On the floor, Bluder has provided a baseline on style but adapts it to her personnel. Over the last 10 seasons, she ran her offense through a pure point guard (Sam Logic), a small forward (Ally Disterhoft), a Naismith-winning center (Megan Gustafson), a fiery combo guard (Kathleen Doyle) and Clark. Bluder has coached four players over that span who scored 2,100 career points (Clark, Gustafson, Monika Czinano and Disterhoft) with Clark and Gustafson recognized as the consensus national player of the year.

The wins validate Bluder’s resume. The way she consistently gets the most out of her talent is an overshadowed part of her legacy. Perhaps her greatest strength is ego management.

“If you know Lisa, check her ego. Is there one?” Jensen said. “Everybody feels they can have a cup of coffee with her. She never lets you know how great she is. (The players) see Lisa and me mopping the floor, Jenni (Fitzgerald) mopping the floor, literally and figuratively.

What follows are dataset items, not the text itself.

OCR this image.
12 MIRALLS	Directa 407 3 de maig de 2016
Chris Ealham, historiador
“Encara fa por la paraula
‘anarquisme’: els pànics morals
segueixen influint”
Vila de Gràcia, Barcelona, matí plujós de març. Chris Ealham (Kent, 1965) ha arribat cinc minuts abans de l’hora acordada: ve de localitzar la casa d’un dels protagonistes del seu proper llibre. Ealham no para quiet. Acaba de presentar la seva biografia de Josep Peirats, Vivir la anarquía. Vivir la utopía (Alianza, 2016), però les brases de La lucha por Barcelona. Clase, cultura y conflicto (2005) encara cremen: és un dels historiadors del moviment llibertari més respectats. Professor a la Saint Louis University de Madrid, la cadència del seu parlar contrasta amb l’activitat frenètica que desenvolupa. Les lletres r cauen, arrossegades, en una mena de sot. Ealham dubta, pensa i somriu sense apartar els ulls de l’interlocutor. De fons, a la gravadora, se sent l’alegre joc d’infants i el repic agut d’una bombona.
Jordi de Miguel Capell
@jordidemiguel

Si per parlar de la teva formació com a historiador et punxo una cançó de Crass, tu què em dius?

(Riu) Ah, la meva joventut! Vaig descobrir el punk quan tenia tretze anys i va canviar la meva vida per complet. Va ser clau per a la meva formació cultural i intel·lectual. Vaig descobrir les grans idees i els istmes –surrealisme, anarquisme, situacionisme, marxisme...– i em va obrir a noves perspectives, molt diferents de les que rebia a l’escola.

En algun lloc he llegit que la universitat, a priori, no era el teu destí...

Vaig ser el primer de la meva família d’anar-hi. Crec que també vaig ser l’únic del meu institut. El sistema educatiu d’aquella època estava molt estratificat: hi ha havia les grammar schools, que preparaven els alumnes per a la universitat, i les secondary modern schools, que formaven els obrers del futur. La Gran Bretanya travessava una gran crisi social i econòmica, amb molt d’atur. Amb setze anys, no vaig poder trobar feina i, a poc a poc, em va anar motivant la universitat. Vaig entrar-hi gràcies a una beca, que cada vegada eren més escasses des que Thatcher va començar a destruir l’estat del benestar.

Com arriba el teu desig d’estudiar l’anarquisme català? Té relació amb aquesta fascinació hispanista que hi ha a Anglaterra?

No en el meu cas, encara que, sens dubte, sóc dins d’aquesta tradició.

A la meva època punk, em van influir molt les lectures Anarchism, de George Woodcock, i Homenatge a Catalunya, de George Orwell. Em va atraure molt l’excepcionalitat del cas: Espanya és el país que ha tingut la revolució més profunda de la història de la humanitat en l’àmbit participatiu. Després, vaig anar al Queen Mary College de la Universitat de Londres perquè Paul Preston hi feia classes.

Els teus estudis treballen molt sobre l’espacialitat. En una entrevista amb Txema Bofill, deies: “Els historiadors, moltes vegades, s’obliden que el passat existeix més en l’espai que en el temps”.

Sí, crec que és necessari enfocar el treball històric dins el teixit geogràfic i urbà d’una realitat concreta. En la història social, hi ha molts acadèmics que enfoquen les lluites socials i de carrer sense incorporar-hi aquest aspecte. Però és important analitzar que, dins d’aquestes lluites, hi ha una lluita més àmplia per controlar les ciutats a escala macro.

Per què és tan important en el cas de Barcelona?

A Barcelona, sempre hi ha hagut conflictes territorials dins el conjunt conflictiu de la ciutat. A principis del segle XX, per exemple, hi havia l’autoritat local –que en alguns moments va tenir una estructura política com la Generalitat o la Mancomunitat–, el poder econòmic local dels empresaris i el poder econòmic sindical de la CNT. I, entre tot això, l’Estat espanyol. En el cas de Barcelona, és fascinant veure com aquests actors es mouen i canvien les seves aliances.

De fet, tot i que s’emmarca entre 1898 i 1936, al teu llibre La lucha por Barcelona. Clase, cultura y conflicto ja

That’s how she leads. That’s how she lives.”

In the upcoming days, Bluder and her staff will examine her decimated roster and plan for the future. Clark, Martin, Marshall and Davis are gone. Key returnees include starters Hannah Stuelke (14 points per game) and Sydney Affolter (8.4 points), plus reserves Kylie Feuerbach, Addison O’Grady and Taylor McCabe. The Hawkeyes lose 64.7 percent of their scoring and 59.2 percent of their minutes. Iowa replenishes those losses with five newcomers, including four who are ranked among ESPN’s top 100 recruits.

There’s always the transfer portal, too.

But it’s going to take time for everyone to decompress after a long, intense season. Before the tears mix with pride. Before the names are removed from above their lockers. Before they comprehend what they meant to their sport, their state and to each other. Then it will hit them about how special they were to so many people. Then they will smile.

“They should go out of here being sad that it’s over,” Jensen said, “but really happy that it happened.”